Teie thinks that mix of mystery and familiarity is at the heart of what some cats are responding to when they hear Album Leaf’s “Window.” The key sound is that dual synth tone that arrives about 16 seconds into the song: “That synth sound has two components,” Teie says. “The lower one, with a frequency of, let’s say, 440 hertz, it’s like the middle of the treble clef, but it’s a relatively vocal kind of sound. And then the second component that’s a major-tenth above, that’s like a whistle. But it goes together in the same instrument. Well, mice are capable of biphonation, so they can create two pitches at the same time. And they basically have that signature — the lower one is a vocal sound, and the upper one is a very pure whistle sound, and they are about that far apart, about a tenth apart. So it does have the signature, in the sense, of a mouse singing.”
(“Oh my gosh, that is incredible!” Lavalle replied after being told Teie’s theory. “He’s talking about all the harmonics that are happening just in the overtone, which is… Wow! That’s so cool.”)
Teie is quick to add that he doesn’t think cats responding to “Window” think there’s a mouse in the room. Rather, he compares it to the way a violin sounds like a female singing voice or an electric guitar with some gain on it sounds like a human scream. “It’s not as if we’re thinking, ‘Oh, that’s the human scream. I need to respond with an adrenal rush,’” he says. “It’s just a feeling, and I think that would be the same with the cats. It’s like, ‘I feel like going toward that sound.’”

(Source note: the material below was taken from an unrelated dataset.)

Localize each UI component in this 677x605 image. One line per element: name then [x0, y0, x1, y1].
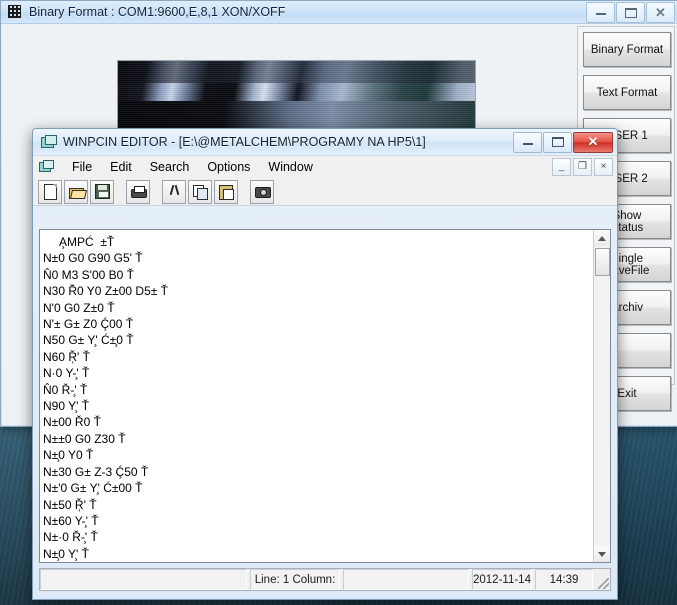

This also helps explain the variety of responses among cats to, not just “Window,” but also Teie’s Music for Cats. Cats, like humans, are individuals, and like humans, they can have different tastes in music. To that end, when Galaxy tried playing “Window” for his cats, he said he got just one taker: “Three slept through it, one left the room, one poked his head up and one came toward the sound.”
Still, sound and music can have practical purposes when working with cats. A softer, higher human voice can make a cat more trusting of a human, Galaxy says. And last year, Louisiana State University researchers found that cat-specific music like Teie’s could be used to calm cats down during otherwise stressful vet visits. Still, Galaxy says he’s wary of music as a one-size-fits-all fix: “If you’re in a shelter and there are a dozen cats in there, and you impose a sound on them, you’re risking three or four of them being miserable from it.”
He continues: “This is sort of the real underpinning of my own work — trying to stop the generalization of any species. At some point, I hope that folks will accept that their cats are just like us — they’re animals whose preferences are formed over the course of their lifetime. And I think that that’s just what gets glossed over in sort of viral trends like this.”